The next day, Nadya breakfasted on butter-soaked blini stuffed with cherries and cream. When she finished, the witch asked her, “What is it you want?”
“I want to go home,” said Nadya, glancing at the snow still falling outside. “But I can’t.”
“Well then,” said Magda. “Come help me stir the pot.”
This was how it went, day after day, as the snow fell and filled the clearing, rising up around the hut in great white waves.
On the morning the snow finally stopped, the witch fed Nadya potato pie and sausages and asked her, “What is it you want?”
“I want to go home,” said Nadya.
“Well then,” said Magda. “You’d better start shoveling.”
So Nadya took up the shovel and cleared a path around the hut, accompanied by Vladchek snuffling in the snow beside her and an eyeless crow that Magda fed on rye crumbs, and that sometimes perched upon the witch’s shoulder. In the afternoon, Nadya ate a slab of black bread spread with soft cheese and a dish of baked apples. Magda gave her a mug of hot tea laced with sugar, and back out she went.
When she finally reached the edge of the clearing, she wondered just where she was supposed to go. The frost had come. The woods were a frozen mass of snow and tangled branches. What might be waiting for her in there? And even if she could make it through the deep snow and find her way back to Duva, what then? A tentative embrace from her weak-willed father? Far worse from his hungry-eyed wife? No path could lead her back to the home she had known.

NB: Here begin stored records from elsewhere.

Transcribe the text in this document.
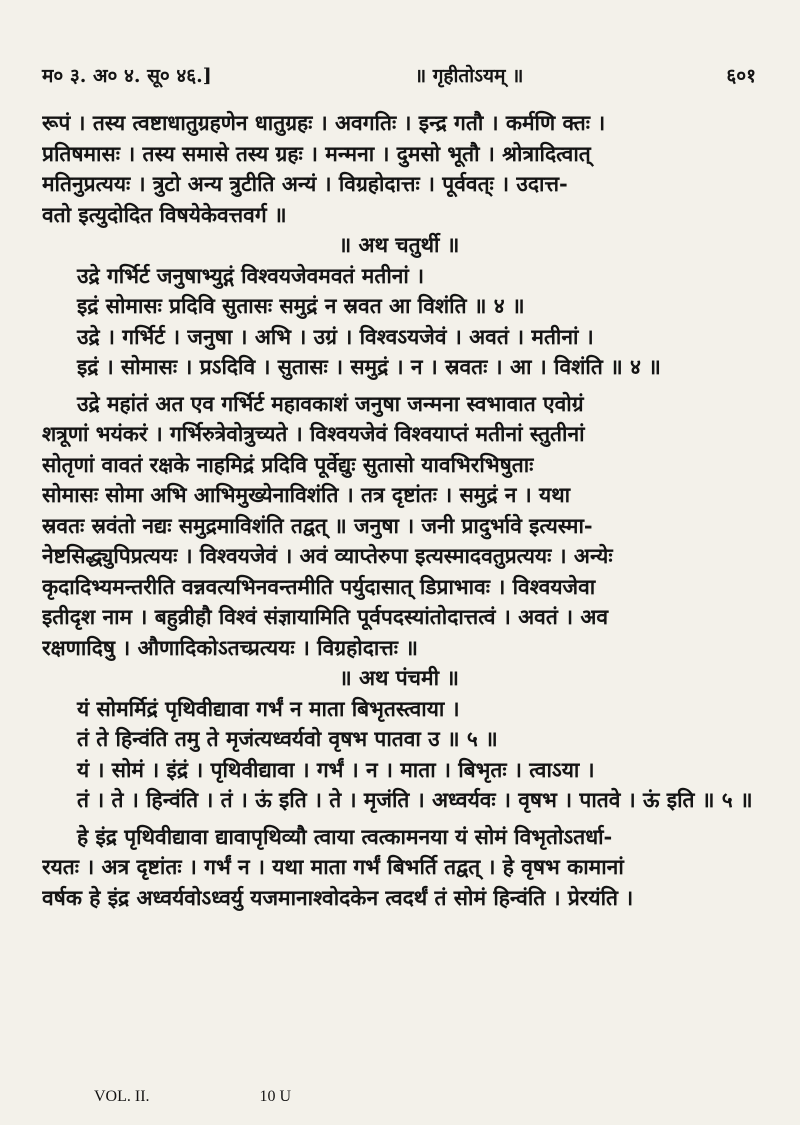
म० ३. अ० ४. सू० ४६.]	॥ गृहीतोऽयम्‌ ॥	६०१

रूपं । तस्य त्वष्टाधातुग्रहणेन धातुग्रहः । अवगतिः । इन्द्र गतौ । कर्मणि क्तः ।

प्रतिषमासः । तस्य समासे तस्य ग्रहः । मन्मना । दुमसो भूतौ । श्रोत्रादित्वात्

मतिनुप्रत्ययः । त्रुटो अन्य त्रुटीति अन्यं । विग्रहोदात्तः । पूर्ववत्‌ः । उदात्त-

वतो इत्युदोदित विषयेकेवत्तवर्ग ॥

॥ अथ चतुर्थी ॥

उद्रे गर्भिर्ट जनुषाभ्युद्गं विश्वयजेवमवतं मतीनां ।

इद्रं सोमासः प्रदिवि सुतासः समुद्रं न स्रवत आ विशंति ॥ ४ ॥

उद्रे । गर्भिर्ट । जनुषा । अभि । उग्रं । विश्वऽयजेवं । अवतं । मतीनां ।

इद्रं । सोमासः । प्रऽदिवि । सुतासः । समुद्रं । न । स्रवतः । आ । विशंति ॥ ४ ॥

उद्रे महांतं अत एव गर्भिर्ट महावकाशं जनुषा जन्मना स्वभावात एवोग्रं

शत्रूणां भयंकरं । गर्भिरुत्रेवोत्रुच्यते । विश्वयजेवं विश्वयाप्तं मतीनां स्तुतीनां

सोतृणां वावतं रक्षके नाहमिद्रं प्रदिवि पूर्वेद्युः सुतासो यावभिरभिषुताः

सोमासः सोमा अभि आभिमुख्येनाविशंति । तत्र दृष्टांतः । समुद्रं न । यथा

स्रवतः स्रवंतो नद्यः समुद्रमाविशंति तद्वत्‌ ॥ जनुषा । जनी प्रादुर्भावे इत्यस्मा-

नेष्टसिद्ध्युपिप्रत्ययः । विश्वयजेवं । अवं व्याप्तेरुपा इत्यस्मादवतुप्रत्ययः । अन्येः

कृदादिभ्यमन्तरीति वन्नवत्यभिनवन्तमीति पर्युदासात्‌ डिप्राभावः । विश्वयजेवा

इतीदृश नाम । बहुव्रीहौ विश्वं संज्ञायामिति पूर्वपदस्यांतोदात्तत्वं । अवतं । अव

रक्षणादिषु । औणादिकोऽतच्प्रत्ययः । विग्रहोदात्तः ॥

॥ अथ पंचमी ॥

यं सोमर्मिद्रं पृथिवीद्यावा गर्भं न माता बिभृतस्त्वाया ।

तं ते हिन्वंति तमु ते मृजंत्यध्वर्यवो वृषभ पातवा उ ॥ ५ ॥

यं । सोमं । इंद्रं । पृथिवीद्यावा । गर्भं । न । माता । बिभृतः । त्वाऽया ।

तं । ते । हिन्वंति । तं । ऊं इति । ते । मृजंति । अध्वर्यवः । वृषभ । पातवे । ऊं इति ॥ ५ ॥

हे इंद्र पृथिवीद्यावा द्यावापृथिव्यौ त्वाया त्वत्कामनया यं सोमं विभृतोऽतर्धा-

रयतः । अत्र दृष्टांतः । गर्भं न । यथा माता गर्भं बिभर्ति तद्वत्‌ । हे वृषभ कामानां

वर्षक हे इंद्र अध्वर्यवोऽध्वर्यु यजमानाश्वोदकेन त्वदर्थं तं सोमं हिन्वंति । प्रेरयंति ।

VOL. II.	10 U
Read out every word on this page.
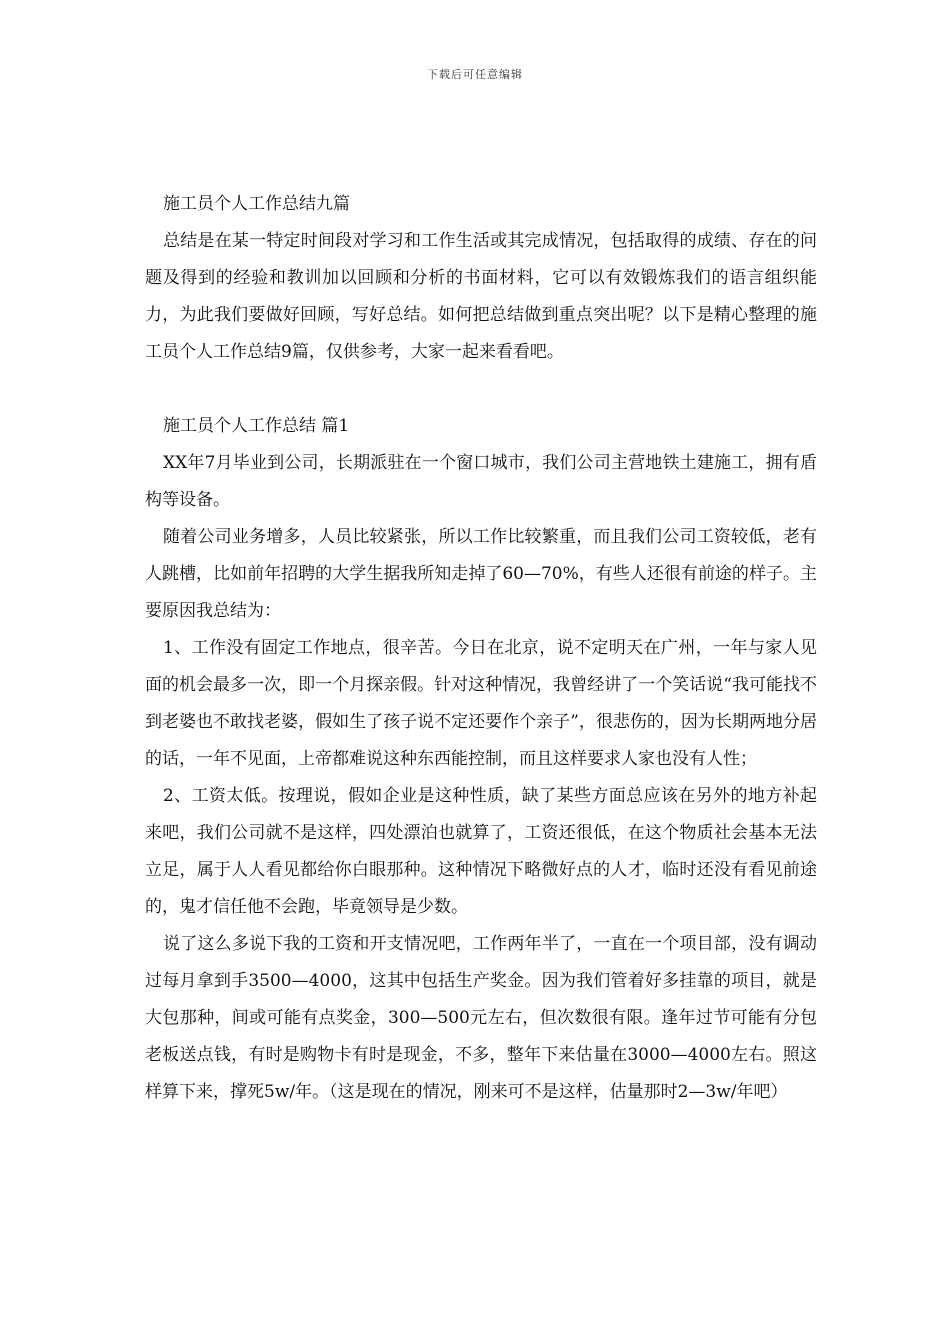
下载后可任意编辑

施工员个人工作总结九篇

总结是在某一特定时间段对学习和工作生活或其完成情况，包括取得的成绩、存在的问题及得到的经验和教训加以回顾和分析的书面材料，它可以有效锻炼我们的语言组织能力，为此我们要做好回顾，写好总结。如何把总结做到重点突出呢？以下是精心整理的施工员个人工作总结9篇，仅供参考，大家一起来看看吧。

施工员个人工作总结 篇1

XX年7月毕业到公司，长期派驻在一个窗口城市，我们公司主营地铁土建施工，拥有盾构等设备。

随着公司业务增多，人员比较紧张，所以工作比较繁重，而且我们公司工资较低，老有人跳槽，比如前年招聘的大学生据我所知走掉了60—70%，有些人还很有前途的样子。主要原因我总结为：

1、工作没有固定工作地点，很辛苦。今日在北京，说不定明天在广州，一年与家人见面的机会最多一次，即一个月探亲假。针对这种情况，我曾经讲了一个笑话说“我可能找不到老婆也不敢找老婆，假如生了孩子说不定还要作个亲子”，很悲伤的，因为长期两地分居的话，一年不见面，上帝都难说这种东西能控制，而且这样要求人家也没有人性；

2、工资太低。按理说，假如企业是这种性质，缺了某些方面总应该在另外的地方补起来吧，我们公司就不是这样，四处漂泊也就算了，工资还很低，在这个物质社会基本无法立足，属于人人看见都给你白眼那种。这种情况下略微好点的人才，临时还没有看见前途的，鬼才信任他不会跑，毕竟领导是少数。

说了这么多说下我的工资和开支情况吧，工作两年半了，一直在一个项目部，没有调动过每月拿到手3500—4000，这其中包括生产奖金。因为我们管着好多挂靠的项目，就是大包那种，间或可能有点奖金，300—500元左右，但次数很有限。逢年过节可能有分包老板送点钱，有时是购物卡有时是现金，不多，整年下来估量在3000—4000左右。照这样算下来，撑死5w/年。（这是现在的情况，刚来可不是这样，估量那时2—3w/年吧）
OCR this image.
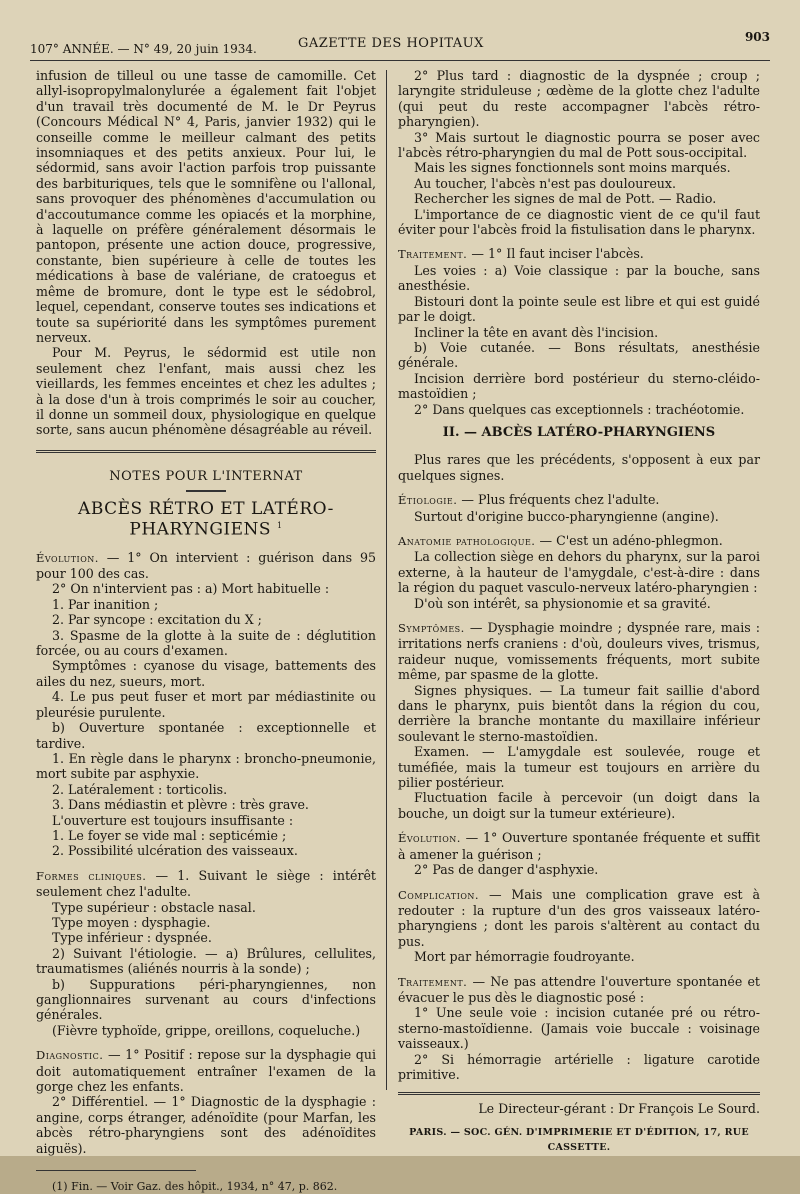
107° ANNÉE. — N° 49, 20 juin 1934.	GAZETTE DES HOPITAUX	903

infusion de tilleul ou une tasse de camomille. Cet allyl-isopropylmalonylurée a également fait l'objet d'un travail très documenté de M. le Dr Peyrus (Concours Médical N° 4, Paris, janvier 1932) qui le conseille comme le meilleur calmant des petits insomniaques et des petits anxieux. Pour lui, le sédormid, sans avoir l'action parfois trop puissante des barbituriques, tels que le somnifène ou l'allonal, sans provoquer des phénomènes d'accumulation ou d'accoutumance comme les opiacés et la morphine, à laquelle on préfère généralement désormais le pantopon, présente une action douce, progressive, constante, bien supérieure à celle de toutes les médications à base de valériane, de cratoegus et même de bromure, dont le type est le sédobrol, lequel, cependant, conserve toutes ses indications et toute sa supériorité dans les symptômes purement nerveux.

Pour M. Peyrus, le sédormid est utile non seulement chez l'enfant, mais aussi chez les vieillards, les femmes enceintes et chez les adultes ; à la dose d'un à trois comprimés le soir au coucher, il donne un sommeil doux, physiologique en quelque sorte, sans aucun phénomène désagréable au réveil.

NOTES POUR L'INTERNAT
ABCÈS RÉTRO ET LATÉRO-PHARYNGIENS $^1$

Évolution. — 1° On intervient : guérison dans 95 pour 100 des cas.

2° On n'intervient pas : a) Mort habituelle :

1. Par inanition ;

2. Par syncope : excitation du X ;

3. Spasme de la glotte à la suite de : déglutition forcée, ou au cours d'examen.

Symptômes : cyanose du visage, battements des ailes du nez, sueurs, mort.

4. Le pus peut fuser et mort par médiastinite ou pleurésie purulente.

b) Ouverture spontanée : exceptionnelle et tardive.

1. En règle dans le pharynx : broncho-pneumonie, mort subite par asphyxie.

2. Latéralement : torticolis.

3. Dans médiastin et plèvre : très grave.

L'ouverture est toujours insuffisante :

1. Le foyer se vide mal : septicémie ;

2. Possibilité ulcération des vaisseaux.

Formes cliniques. — 1. Suivant le siège : intérêt seulement chez l'adulte.

Type supérieur : obstacle nasal.

Type moyen : dysphagie.

Type inférieur : dyspnée.

2) Suivant l'étiologie. — a) Brûlures, cellulites, traumatismes (aliénés nourris à la sonde) ;

b) Suppurations péri-pharyngiennes, non ganglionnaires survenant au cours d'infections générales.

(Fièvre typhoïde, grippe, oreillons, coqueluche.)

Diagnostic. — 1° Positif : repose sur la dysphagie qui doit automatiquement entraîner l'examen de la gorge chez les enfants.

2° Différentiel. — 1° Diagnostic de la dysphagie : angine, corps étranger, adénoïdite (pour Marfan, les abcès rétro-pharyngiens sont des adénoïdites aiguës).

(1) Fin. — Voir Gaz. des hôpit., 1934, n° 47, p. 862.

2° Plus tard : diagnostic de la dyspnée ; croup ; laryngite striduleuse ; œdème de la glotte chez l'adulte (qui peut du reste accompagner l'abcès rétro-pharyngien).

3° Mais surtout le diagnostic pourra se poser avec l'abcès rétro-pharyngien du mal de Pott sous-occipital.

Mais les signes fonctionnels sont moins marqués.

Au toucher, l'abcès n'est pas douloureux.

Rechercher les signes de mal de Pott. — Radio.

L'importance de ce diagnostic vient de ce qu'il faut éviter pour l'abcès froid la fistulisation dans le pharynx.

Traitement. — 1° Il faut inciser l'abcès.

Les voies : a) Voie classique : par la bouche, sans anesthésie.

Bistouri dont la pointe seule est libre et qui est guidé par le doigt.

Incliner la tête en avant dès l'incision.

b) Voie cutanée. — Bons résultats, anesthésie générale.

Incision derrière bord postérieur du sterno-cléido-mastoïdien ;

2° Dans quelques cas exceptionnels : trachéotomie.

II. — ABCÈS LATÉRO-PHARYNGIENS

Plus rares que les précédents, s'opposent à eux par quelques signes.

Étiologie. — Plus fréquents chez l'adulte.

Surtout d'origine bucco-pharyngienne (angine).

Anatomie pathologique. — C'est un adéno-phlegmon.

La collection siège en dehors du pharynx, sur la paroi externe, à la hauteur de l'amygdale, c'est-à-dire : dans la région du paquet vasculo-nerveux latéro-pharyngien :

D'où son intérêt, sa physionomie et sa gravité.

Symptômes. — Dysphagie moindre ; dyspnée rare, mais : irritations nerfs craniens : d'où, douleurs vives, trismus, raideur nuque, vomissements fréquents, mort subite même, par spasme de la glotte.

Signes physiques. — La tumeur fait saillie d'abord dans le pharynx, puis bientôt dans la région du cou, derrière la branche montante du maxillaire inférieur soulevant le sterno-mastoïdien.

Examen. — L'amygdale est soulevée, rouge et tuméfiée, mais la tumeur est toujours en arrière du pilier postérieur.

Fluctuation facile à percevoir (un doigt dans la bouche, un doigt sur la tumeur extérieure).

Évolution. — 1° Ouverture spontanée fréquente et suffit à amener la guérison ;

2° Pas de danger d'asphyxie.

Complication. — Mais une complication grave est à redouter : la rupture d'un des gros vaisseaux latéro-pharyngiens ; dont les parois s'altèrent au contact du pus.

Mort par hémorragie foudroyante.

Traitement. — Ne pas attendre l'ouverture spontanée et évacuer le pus dès le diagnostic posé :

1° Une seule voie : incision cutanée pré ou rétro-sterno-mastoïdienne. (Jamais voie buccale : voisinage vaisseaux.)

2° Si hémorragie artérielle : ligature carotide primitive.

Le Directeur-gérant : Dr François Le Sourd.
PARIS. — SOC. GÉN. D'IMPRIMERIE ET D'ÉDITION, 17, RUE CASSETTE.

The thought opened a bleak crack inside of her, a fissure where the cold seeped through. For a terrifying moment, she was nothing but a lost girl, nameless and unwanted. She might stand there forever, a shovel in her hand, with no one to call her home. Nadya turned on her heel and scurried back to the warm confines of the hut, whispering her name beneath her breath as if she might forget it.
Each day, Nadya worked. She cleaned floors, dusted shelves, mended clothes, shoveled snow, and scraped the ice away from the windows. But mostly, she helped Magda with her cooking. It was not all food. There were tonics and ointments, bitter smelling pastes, jewel-colored powders packed in small enamel boxes, tinctures in brown glass bottles. There was always something strange brewing on that stove.
Soon she learned why.
They came late at night, when the moon was waxing, slogging through miles of ice and snow, on sledges and shaggy ponies, even on foot. They brought eggs, jars of preserves, sacks of flour, bales of wheat. They brought smoked fish, blocks of salt, wheels of cheese, bottles of wine, tins of tea, and bag after bag of sugar, for there was no denying Magda’s sweet tooth. They cried out for love potions and untraceable poisons. They begged to be made beautiful, healthy, rich.
Always, Nadya stayed hidden. On Magda’s orders, she climbed high into the shelves of the larder.
“Stay there and keep quiet,” Magda said. “I don’t need rumors starting that I’ve been taking girls.”
So Nadya sat with Vladchek, nibbling on a spice cookie or sucking on a hunk of black licorice, watching Magda work. She might have announced herself to these strangers at any time, pleaded to be taken home or given shelter, shouted that she’d been trapped by a witch. Instead, she sat silent, sugar melting on her tongue, watching as they came to this old woman, how they turned to her with desperation, with resentment, but always with respect.
Magda gave them drops for their eyes, tonics for the scalp. She ran her hands over their wrinkles, tapped a man’s chest till he hacked up black bile. Nadya was never sure how much was real and how much was show until the night the wax-skinned woman came.
She was gaunt, as they all were, her face a skull of hard-carved hollows. Magda asked the question she asked anyone who came to her door: “What is it you want?” The woman collapsed in her arms, weeping, as Magda murmured soothing words, patted her hand, dried her tears. They conferred in voices too low for Nadya to decipher, and before the woman left, she took a tiny pouch from her pocket and shook the contents into Magda’s palm. Nadya craned her neck to get a better look, but Magda’s hand clamped shut too quickly.
The next day, Magda sent Nadya out of the house to shovel snow. When she returned at lunchtime, she was shooed back out with a cup of codfish stew. Dusk came, and as Nadya finished sprinkling salt along the edges of the path, the scent of gingerbread drifted to her across the clearing, rich and spicy, filling her nose until she felt nearly drunk.